Кутаясь в кунтуш с золотым усом на перехвате, атаманша хмуро оглянулась на мужа. Корней, шагнув к столу, ткнул широкой рукой с короткими пальцами в скатерть:
– Не беден атаман, чтобы в его доме сарпатом столы крыть!
– Не камкосиную ли прикажешь скатерть? Зальете, бражники, да люльки высыпаете – сожжете…
– У, скупая жинка, седатая! – пошутил атаман, пряча глаза от жены.
Женщина дернула плечом, проговорила торопливо, слыша шумные шаги и голоса гостей:
– Бисов дид! З молодыми кохался?..
Гости, входя, кланялись хозяйке. Атаман упрямо тряхнул головой; забрасывая привычно седую косу за плечо, крикнул:
– Садись, матерые козаки и все гулебщики!
Высокая женщина, не отвечая на поклоны, степенно прошлась по светлице, приказала мимоходом слуге зажечь поставленные в ряд на дубовые полки свечи – ушла. Атаман, не садясь, проводил глазами жену, подошел к двери, крикнул в сени:
– Хлопцы караульные, кличьте в мою хату молодняк песни играть тай бандуриста и дудошников.
– Чуем, батько!
Корней раздвинул одну из киндячных[83 - К и н д я к – бумажная ткань.] с узорами занавесок; на окне лежал раскрытый букварь с крупными буквами, разрисованными красным сиянием: «Буки – бог, божество». Атаман сбросил на пол букварь, проворчал:
– Глупо рожоно, не научишь! – и пнул книгу.
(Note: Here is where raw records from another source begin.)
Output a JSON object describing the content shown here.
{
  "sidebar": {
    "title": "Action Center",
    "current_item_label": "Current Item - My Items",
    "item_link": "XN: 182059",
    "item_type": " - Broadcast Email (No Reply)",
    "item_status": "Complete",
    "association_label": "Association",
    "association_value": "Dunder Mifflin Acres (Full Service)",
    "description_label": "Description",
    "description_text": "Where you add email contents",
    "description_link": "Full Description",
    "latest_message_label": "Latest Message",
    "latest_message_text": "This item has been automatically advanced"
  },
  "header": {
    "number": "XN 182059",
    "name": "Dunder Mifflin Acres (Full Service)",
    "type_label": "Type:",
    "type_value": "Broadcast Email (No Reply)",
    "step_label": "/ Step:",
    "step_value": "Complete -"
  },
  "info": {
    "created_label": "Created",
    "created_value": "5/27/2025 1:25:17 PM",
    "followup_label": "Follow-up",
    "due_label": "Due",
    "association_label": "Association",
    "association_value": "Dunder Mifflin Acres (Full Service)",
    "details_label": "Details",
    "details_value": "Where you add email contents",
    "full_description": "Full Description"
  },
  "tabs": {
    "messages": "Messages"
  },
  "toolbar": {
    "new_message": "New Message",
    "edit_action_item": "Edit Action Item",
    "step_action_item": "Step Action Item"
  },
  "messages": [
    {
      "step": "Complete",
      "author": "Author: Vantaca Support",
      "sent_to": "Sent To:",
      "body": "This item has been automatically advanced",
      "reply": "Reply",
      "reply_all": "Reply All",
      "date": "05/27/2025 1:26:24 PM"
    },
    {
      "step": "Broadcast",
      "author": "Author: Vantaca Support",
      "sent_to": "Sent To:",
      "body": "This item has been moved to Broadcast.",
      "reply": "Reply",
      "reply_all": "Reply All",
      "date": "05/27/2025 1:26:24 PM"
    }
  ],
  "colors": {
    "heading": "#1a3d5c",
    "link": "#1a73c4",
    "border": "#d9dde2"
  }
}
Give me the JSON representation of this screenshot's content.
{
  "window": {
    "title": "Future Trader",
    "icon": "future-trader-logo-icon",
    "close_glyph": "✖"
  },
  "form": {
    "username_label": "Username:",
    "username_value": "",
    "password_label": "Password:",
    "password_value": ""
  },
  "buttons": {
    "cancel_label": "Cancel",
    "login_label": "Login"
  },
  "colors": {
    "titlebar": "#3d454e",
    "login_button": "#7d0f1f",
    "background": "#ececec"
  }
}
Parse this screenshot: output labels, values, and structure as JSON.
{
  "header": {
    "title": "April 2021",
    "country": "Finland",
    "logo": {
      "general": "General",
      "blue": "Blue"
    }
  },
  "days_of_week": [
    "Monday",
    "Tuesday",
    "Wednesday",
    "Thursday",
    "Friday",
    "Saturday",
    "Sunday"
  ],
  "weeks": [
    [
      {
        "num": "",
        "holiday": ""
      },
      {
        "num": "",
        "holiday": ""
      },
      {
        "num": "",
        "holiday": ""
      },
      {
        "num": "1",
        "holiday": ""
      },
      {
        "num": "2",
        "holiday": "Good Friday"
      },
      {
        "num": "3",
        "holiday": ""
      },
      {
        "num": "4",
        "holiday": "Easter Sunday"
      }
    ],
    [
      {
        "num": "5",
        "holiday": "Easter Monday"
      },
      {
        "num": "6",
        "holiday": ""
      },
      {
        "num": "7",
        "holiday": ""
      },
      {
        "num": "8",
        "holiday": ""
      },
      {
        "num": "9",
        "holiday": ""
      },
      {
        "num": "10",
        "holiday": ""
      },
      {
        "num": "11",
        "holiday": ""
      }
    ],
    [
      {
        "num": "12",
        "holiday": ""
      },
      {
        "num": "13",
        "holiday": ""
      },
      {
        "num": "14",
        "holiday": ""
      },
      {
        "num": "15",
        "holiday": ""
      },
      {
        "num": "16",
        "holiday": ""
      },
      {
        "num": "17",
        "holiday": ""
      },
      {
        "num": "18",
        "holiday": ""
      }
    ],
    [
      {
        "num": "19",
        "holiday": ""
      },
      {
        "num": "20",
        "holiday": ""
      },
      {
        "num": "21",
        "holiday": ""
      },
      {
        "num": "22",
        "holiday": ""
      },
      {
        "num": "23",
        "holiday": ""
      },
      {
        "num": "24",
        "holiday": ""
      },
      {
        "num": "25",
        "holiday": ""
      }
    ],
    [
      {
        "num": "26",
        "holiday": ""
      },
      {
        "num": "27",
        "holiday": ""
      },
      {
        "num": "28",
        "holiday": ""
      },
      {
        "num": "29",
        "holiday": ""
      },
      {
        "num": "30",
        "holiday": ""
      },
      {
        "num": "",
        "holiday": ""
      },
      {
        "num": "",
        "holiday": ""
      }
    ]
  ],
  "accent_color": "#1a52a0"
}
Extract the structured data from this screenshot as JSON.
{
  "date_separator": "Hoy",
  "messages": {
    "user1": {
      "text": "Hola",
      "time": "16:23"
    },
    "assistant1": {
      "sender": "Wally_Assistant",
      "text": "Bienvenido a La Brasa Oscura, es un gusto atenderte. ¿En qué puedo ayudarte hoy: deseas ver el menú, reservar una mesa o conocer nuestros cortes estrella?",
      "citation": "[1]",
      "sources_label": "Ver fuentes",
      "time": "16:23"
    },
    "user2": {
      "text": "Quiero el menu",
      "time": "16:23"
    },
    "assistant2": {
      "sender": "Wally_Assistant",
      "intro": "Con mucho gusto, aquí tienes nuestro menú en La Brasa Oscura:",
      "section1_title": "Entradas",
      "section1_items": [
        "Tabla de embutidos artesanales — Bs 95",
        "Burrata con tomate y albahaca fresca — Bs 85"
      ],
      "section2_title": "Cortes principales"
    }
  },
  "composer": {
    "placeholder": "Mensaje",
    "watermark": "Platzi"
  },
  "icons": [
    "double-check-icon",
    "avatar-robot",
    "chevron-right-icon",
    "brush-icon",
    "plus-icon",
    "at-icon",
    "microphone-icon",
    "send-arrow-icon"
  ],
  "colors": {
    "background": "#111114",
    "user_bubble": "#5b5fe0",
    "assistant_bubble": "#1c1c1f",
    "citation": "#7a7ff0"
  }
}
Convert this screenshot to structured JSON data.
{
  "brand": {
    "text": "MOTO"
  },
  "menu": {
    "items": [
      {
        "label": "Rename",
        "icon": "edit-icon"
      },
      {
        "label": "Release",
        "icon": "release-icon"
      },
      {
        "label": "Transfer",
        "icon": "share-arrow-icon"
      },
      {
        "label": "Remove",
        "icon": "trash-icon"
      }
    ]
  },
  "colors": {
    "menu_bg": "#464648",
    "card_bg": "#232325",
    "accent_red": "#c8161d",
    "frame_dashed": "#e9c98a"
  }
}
Пыльная, дышащая теплом, пропахшая потом и дегтем, кланяясь атаману, пролезла за ковер на двери в другую половину молодежь.
– Гости, пей, гуляй, я ж дивчат погляжу…
Проходили девки. Иные в желтых длиннополых свитах, иные в плахтах, в белых мелкотравчатых рубашках, волосы заплетены у всех в косу, снизу перевязаны лентами, у иных на концах кос были кисти, а то и банты. У которой из девок в волосах сзади повыше косы торчал цветок, атаман протягивал к той девке руку, гладил по голове, брал цветок, нюхал.
– Э-эх, купалой пахнет. А купався Иван, тай в воду упав…
Пропустив всех девок и сунув собранные из волос девичьих цветы за кушак, атаман сел на скамью за стол. Гости, не дожидаясь хозяина, пили и ели; атаман, подымая ковш с вином, крикнул:
– Пьем, атаманы молодцы, за малую гульбу, что нынче в поле была, – кабан убит доброй! Конь запорот, да о коне козаку не слезы лить.
Смуглый пасынок атамана подвинулся на скамье к вотчиму, чокаясь:
– Ништо, батько, сыщу коня. Бувай здоров!
– Ладно, парень, не ищи, дам такого… А теперь, атаманы молодцы, пьем за государя, царя Московского!
– Пьем, батько Корней!
– Отзвоним чашами за то, что крепка рука у Московии, что она и в Сибирь дикую пошла, и татарву согнула. А еще, браты, кличьте на пир пысьменного.
– Он тут, батько, ждет зова, песий брат, чарку любит.
– Гей, пысарь!
Вошел в длиннополом синем кафтане писарь, поклонился казакам, ему дали место на скамье в конце стола.
– Пей, пысьменный! – крикнул атаман, подымая ковш. – На гульбе нашей не был, и гулебщина тебе несподручна, а попьешь-поешь – нам сгодишься.
Писарь встал и поклонился кругу:
– Завсегда готов служить!
– И лить чернило замест крови?
– Перво, атаманы молодцы, покудова не упились, займемся делом.
– Батько, дело прежде всего.
– То ладно, Кусей! А где Бизюк, не вижу козака?
– Бизюк упился, батько, ото дремлет…
– Эх, лихой был козак, а стар стал, мало хмелю несет. И вот дело мое к вам какое, атаманы молодцы: ведомо всем вам, матерые низовики, что ближний наш казак Стенько Разин чинит?
– Ворует на Волге!
– То оно! От его промысла все мы должны ждать немалых гроз войску… А своровав противу Москвы, хрестник мой домой оборотит.